So I would say, by this definition, Rachmaninov is a Romantic.


----------



## Aramis (Mar 1, 2009)

violadude said:


> hmm I don't appreciate the condescending tone. But anyway I agree that the tone and style of the early romantic period and the late romantic period are very different. But I'm afraid to say that unless you're some kind of world renowned music historian you can't just go around redefining terms. A term is something that exists so that when someone uses that term, everyone understands what you're talking about, if everyone just went around redefining terms at random, no one would understand anything and terms would be useless.
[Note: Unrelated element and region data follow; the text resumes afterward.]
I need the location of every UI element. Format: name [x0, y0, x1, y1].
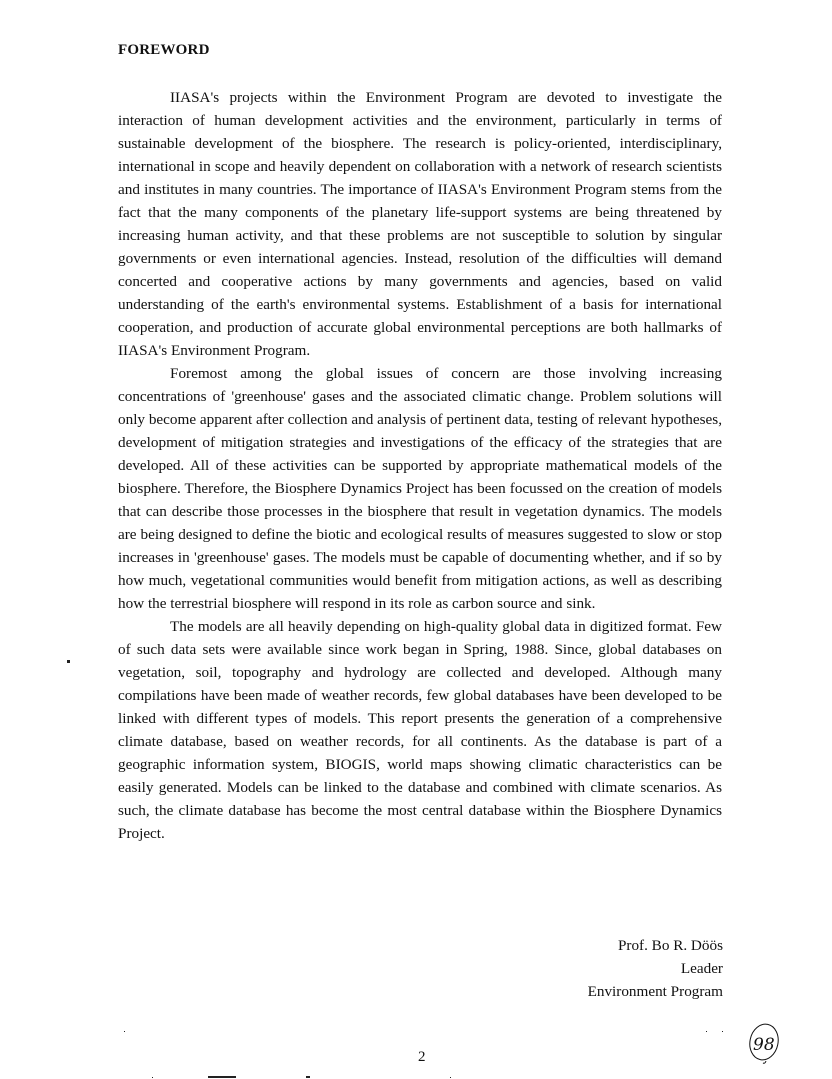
scan-dot — [706, 1031, 707, 1032]
scan-dot — [67, 660, 70, 663]
signature-block: Prof. Bo R. Döös Leader Environment Prog… — [588, 934, 723, 1003]
svg-text:98: 98 — [753, 1035, 775, 1055]
paragraph-1: IIASA's projects within the Environment … — [118, 86, 722, 362]
scan-dot — [722, 1031, 723, 1032]
signature-unit: Environment Program — [588, 980, 723, 1003]
scan-dot — [152, 1077, 153, 1078]
page-heading: FOREWORD — [118, 42, 210, 59]
signature-title: Leader — [588, 957, 723, 980]
paragraph-3: The models are all heavily depending on … — [118, 615, 722, 845]
scan-dot — [124, 1031, 125, 1032]
paragraph-2: Foremost among the global issues of conc… — [118, 362, 722, 615]
scan-underline — [208, 1076, 236, 1078]
handwritten-circled-number-icon: 98 — [745, 1022, 781, 1066]
foreword-body: IIASA's projects within the Environment … — [118, 86, 722, 845]
signature-name: Prof. Bo R. Döös — [588, 934, 723, 957]
page-number: 2 — [418, 1049, 426, 1066]
scan-dot — [450, 1077, 451, 1078]
scan-dash — [306, 1076, 310, 1078]
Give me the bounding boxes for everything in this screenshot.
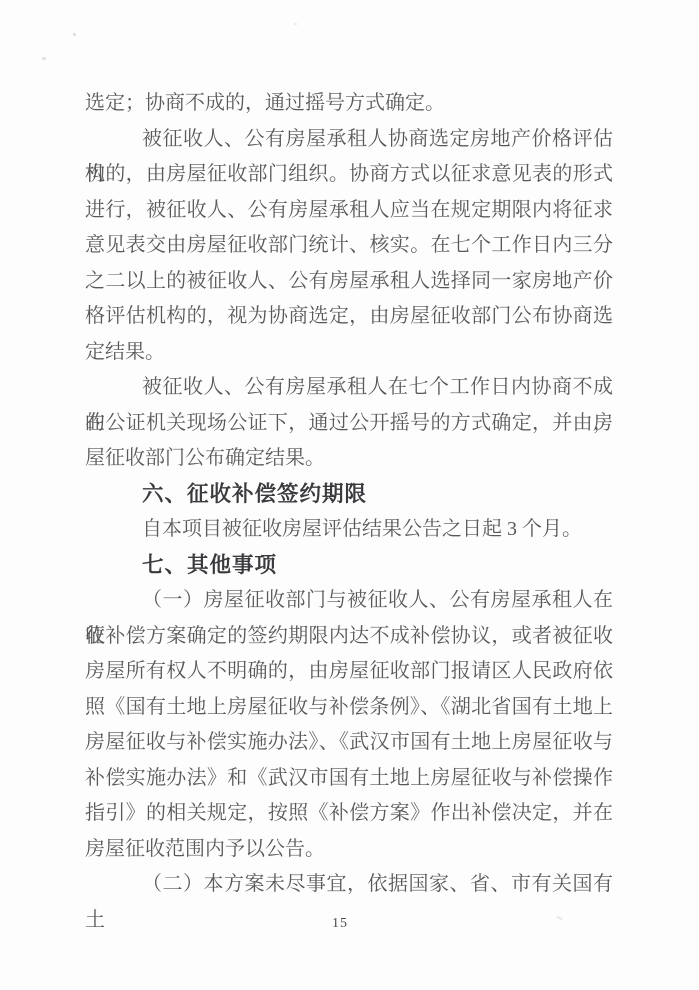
scan-speck bbox=[73, 33, 76, 36]
document-body: 选定；协商不成的，通过摇号方式确定。 被征收人、公有房屋承租人协商选定房地产价格… bbox=[85, 86, 613, 903]
text-line: （二）本方案未尽事宜，依据国家、省、市有关国有土 bbox=[85, 867, 613, 903]
text-line: 定结果。 bbox=[85, 335, 613, 371]
text-line: 房屋征收与补偿实施办法》、《武汉市国有土地上房屋征收与 bbox=[85, 725, 613, 761]
text-line: 房屋所有权人不明确的，由房屋征收部门报请区人民政府依 bbox=[85, 654, 613, 690]
text-line: 格评估机构的，视为协商选定，由房屋征收部门公布协商选 bbox=[85, 299, 613, 335]
text-line: 在公证机关现场公证下，通过公开摇号的方式确定，并由房 bbox=[85, 406, 613, 442]
text-line: 意见表交由房屋征收部门统计、核实。在七个工作日内三分 bbox=[85, 228, 613, 264]
text-line: （一）房屋征收部门与被征收人、公有房屋承租人在征 bbox=[85, 583, 613, 619]
text-line: 构的，由房屋征收部门组织。协商方式以征求意见表的形式 bbox=[85, 157, 613, 193]
text-line: 被征收人、公有房屋承租人在七个工作日内协商不成的， bbox=[85, 370, 613, 406]
text-line: 屋征收部门公布确定结果。 bbox=[85, 441, 613, 477]
text-line: 房屋征收范围内予以公告。 bbox=[85, 832, 613, 868]
section-heading-seven: 七、其他事项 bbox=[85, 548, 613, 584]
text-line: 之二以上的被征收人、公有房屋承租人选择同一家房地产价 bbox=[85, 264, 613, 300]
scan-speck bbox=[42, 57, 46, 60]
text-line: 被征收人、公有房屋承租人协商选定房地产价格评估机 bbox=[85, 122, 613, 158]
text-line: 照《国有土地上房屋征收与补偿条例》、《湖北省国有土地上 bbox=[85, 690, 613, 726]
text-line: 补偿实施办法》和《武汉市国有土地上房屋征收与补偿操作 bbox=[85, 761, 613, 797]
text-line: 选定；协商不成的，通过摇号方式确定。 bbox=[85, 86, 613, 122]
section-heading-six: 六、征收补偿签约期限 bbox=[85, 477, 613, 513]
text-line: 收补偿方案确定的签约期限内达不成补偿协议，或者被征收 bbox=[85, 619, 613, 655]
page-number: 15 bbox=[0, 916, 680, 932]
text-line: 自本项目被征收房屋评估结果公告之日起 3 个月。 bbox=[85, 512, 613, 548]
scanned-document-page: 选定；协商不成的，通过摇号方式确定。 被征收人、公有房屋承租人协商选定房地产价格… bbox=[0, 0, 699, 990]
text-line: 指引》的相关规定，按照《补偿方案》作出补偿决定，并在 bbox=[85, 796, 613, 832]
scan-speck bbox=[294, 23, 297, 25]
text-line: 进行，被征收人、公有房屋承租人应当在规定期限内将征求 bbox=[85, 193, 613, 229]
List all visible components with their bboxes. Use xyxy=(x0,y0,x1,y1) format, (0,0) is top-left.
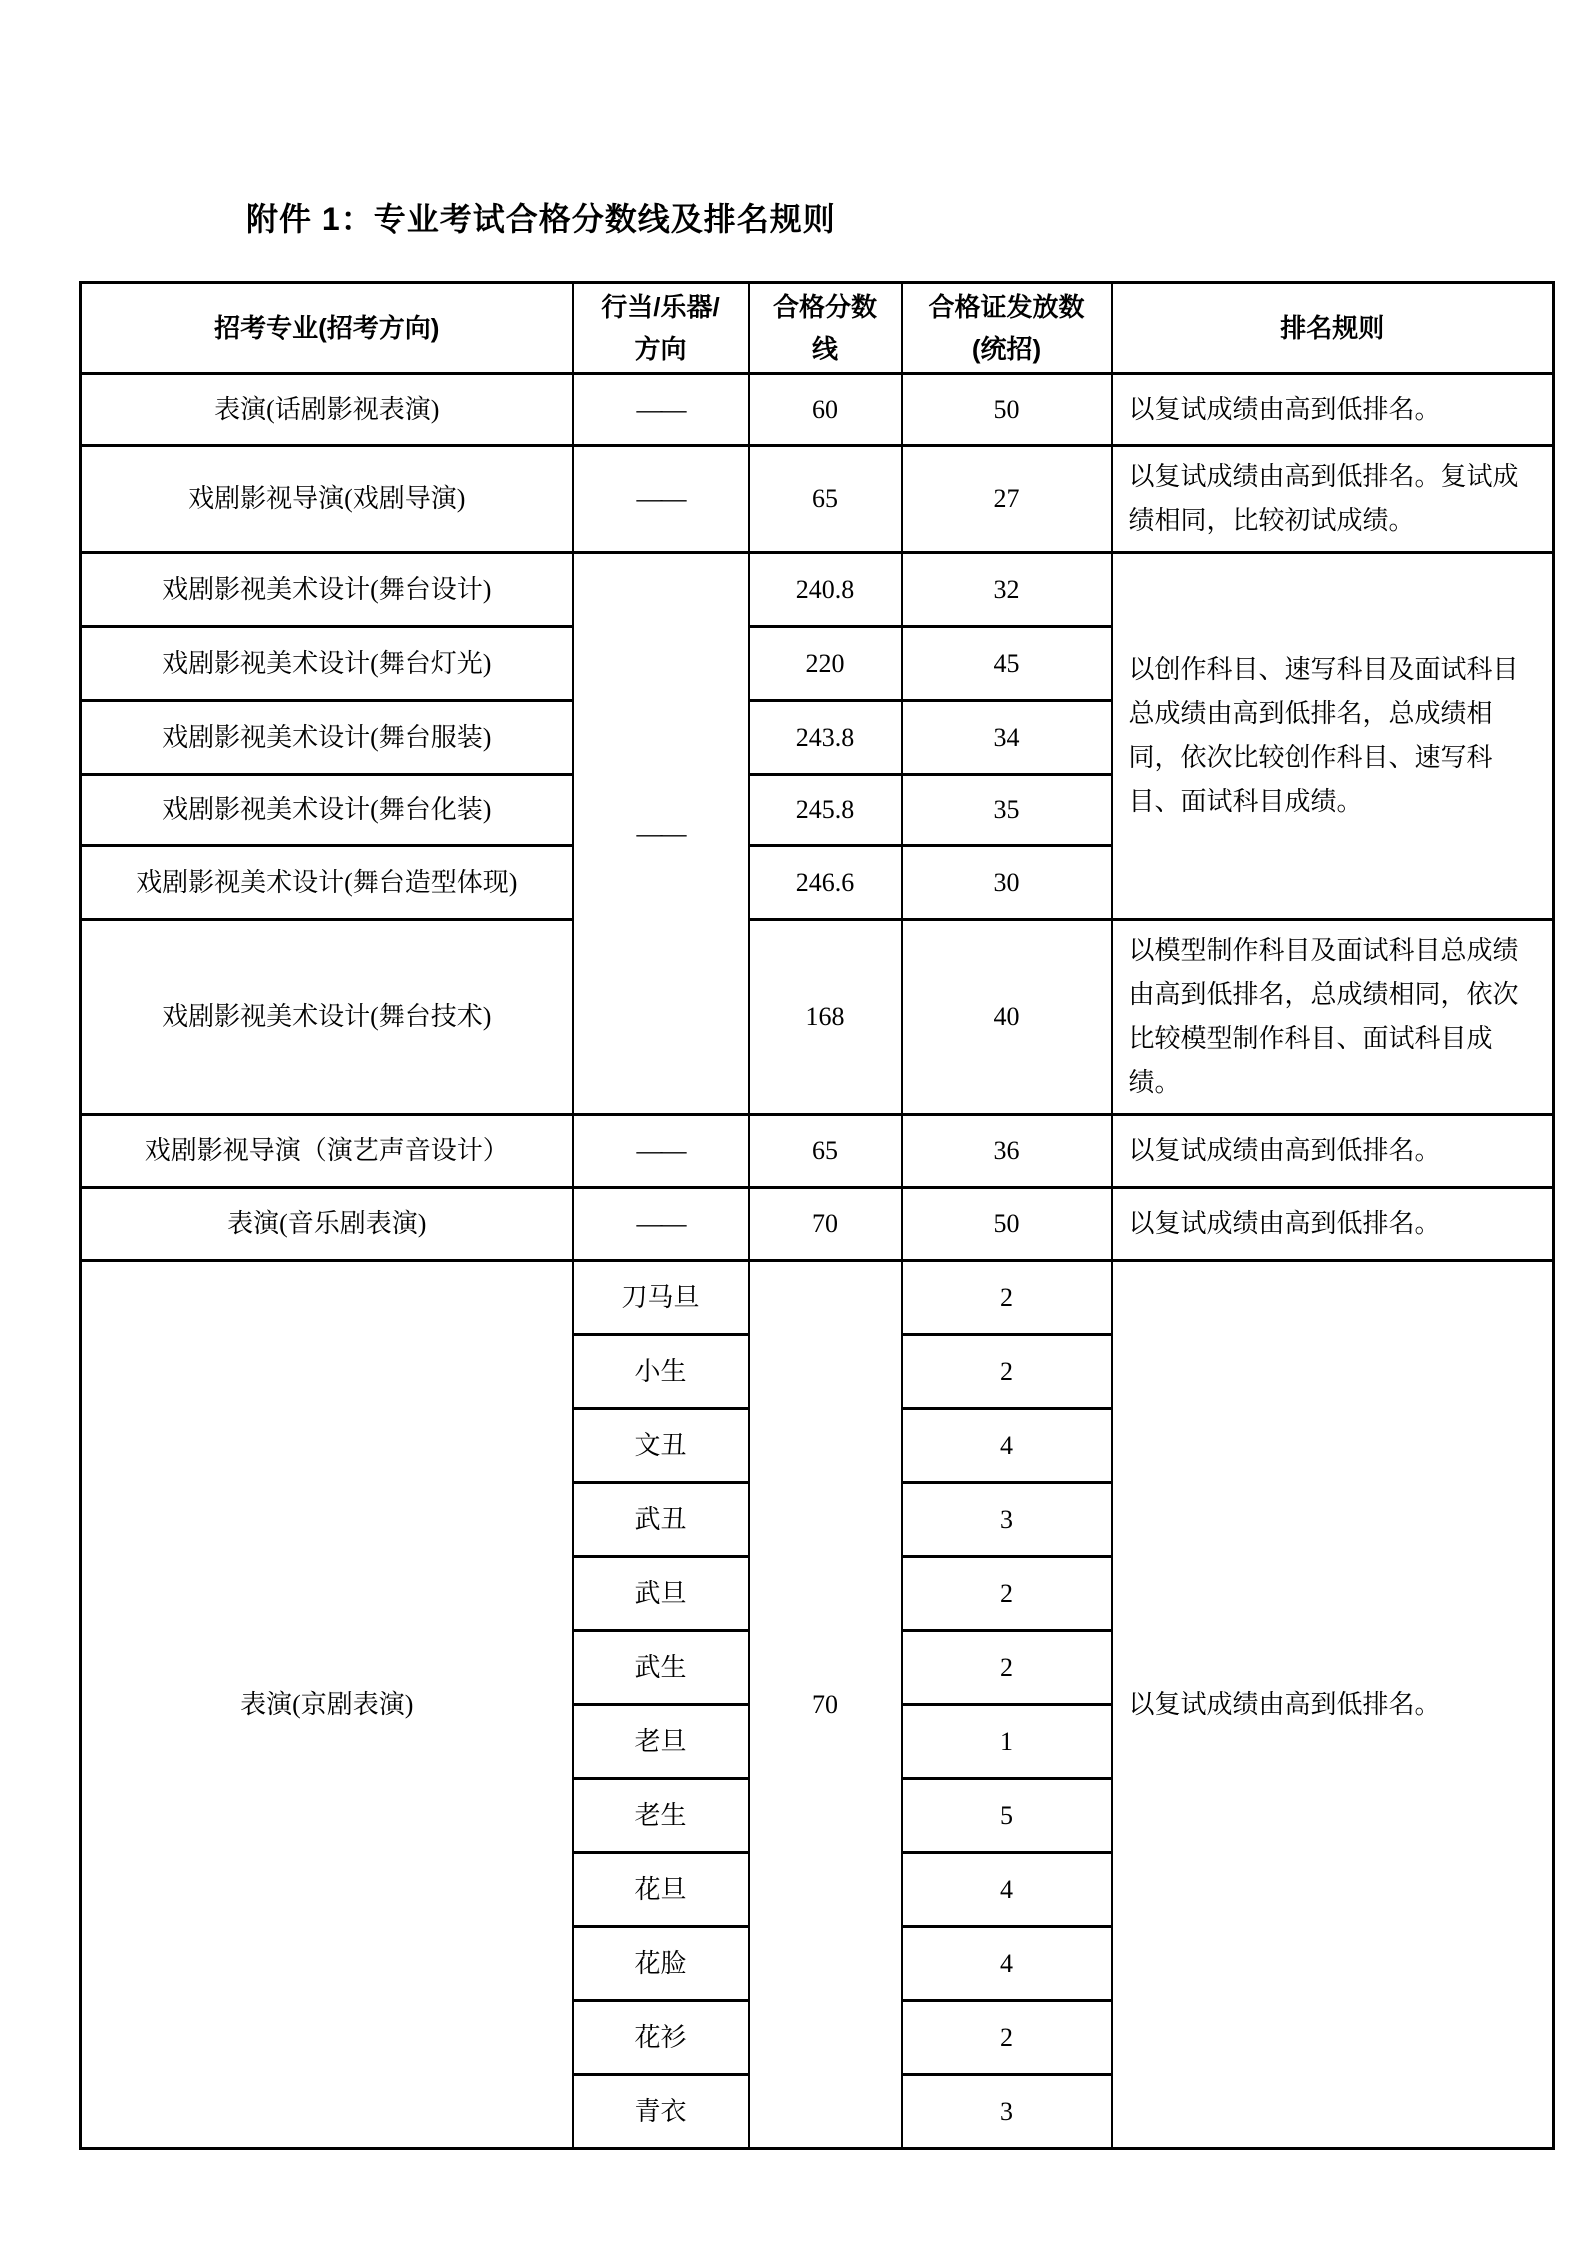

Now that we've got that out of the way, the Romantic Period, Early or Late, as a term, has been defined by various music historians and what not to be a style that included


I have no ambition to redefine the terms especially because I find term "romantic" to be already spoiled to the root. I do accept musical terms such as "post-romantic" when used to identify musical style but I'm more responsive when it's about more than that. Like in this thread where OP is asking about works which "sum up the romantic period". Now, like I've said, claiming that Rachmaninoff sums up/defines/conveys the major spirit of romanticism is outrageous nonsense. The thread refers to the spirit of romanticism, obviously, because it can't refer to concrete musical language - you already admit that there is major difference between things labeled with terms including word "romantic" in the world of classical music. It's impossible to "sum up" numerous diverse styles connected almost solely with similiar, superficial label.


----------



## violadude (May 2, 2011)

Aramis said:


> I have no ambition to redefine the terms especially because I find term "romantic" to be already spoiled to the root. I do accept musical terms such as "post-romantic" when used to identify musical style but I'm more responsive when it's about more than that. Like in this thread where OP is asking about works which "sum up the romantic period". Now, like I've said, claiming that Rachmaninoff sums up/defines/conveys the major spirit of romanticism is outrageous nonsense. The thread refers to the spirit of romanticism, obviously, because it can't refer to concrete musical language - you already admit that there is major difference between things labeled with terms including word "romantic" in the world of classical music. It's impossible to "sum up" numerous diverse styles connected almost solely with such term.


Well, I'm not too savvy on what defines the "spirit" of Romanticism, or the spirit of anything perhaps. I'm defining Rachmaninov's music by what the music sounds like to me, and to me, his music has the same general "Romantic Period Traits" that people have agreed bind the music of Beriloz-Mahler together.


----------



## Polednice (Sep 13, 2009)

violadude said:


> Well, I'm not to savvy on what defines the "spirit" of Romanticism, or the spirit of anything perhaps. I'm defining Rachmaninov's music by what the music sounds like to me, and to me, his music has the same general "Romantic Period Traits" that people have agreed bind the music of Beriloz-Mahler together.


I think Aramis may be focusing a little too much on the more tangible tenets of _literary_ Romanticism. While some composers shared certain outlooks with their literary counterparts, these are things that are not fully realised in the music because of the usual issues of it being devoid of language. As such, I think the way we currently define certain styles (early, mid, late Romanticism) in music is reasonable.


----------



## Aramis (Mar 1, 2009)

Polednice said:


> As such, I think the way we currently define certain styles (early, mid, late Romanticism) in music is reasonable.


As reasonable as putting composers from Monteverdi to Haydn to the "baroque" label and splitting it to early, middle and late baroque.


----------



## Ukko (Jun 4, 2010)

I didn't have to think about it too hard to realize that 'Romantic' as a descriptive word for the classical music (differentiated from the literature) of the 19th Century sucks big-time. It's main contrast with prior periods is a relaxation of compositional 'rules', and a trait I seem forced to call an exploitation of the significance of Strong Feelings in music. Emotional does not equal Romantic.

Emotional does not equal Romantic in music
*
"Emotional" ain't "Romantic"*


----------



## Couchie (Dec 9, 2010)

Wagner - Tristan und Isolde

I have no more interest in listing the "seminal works" of other composers than I would in listing Olympic silver medalists and Nobel Prize runner-ups.


----------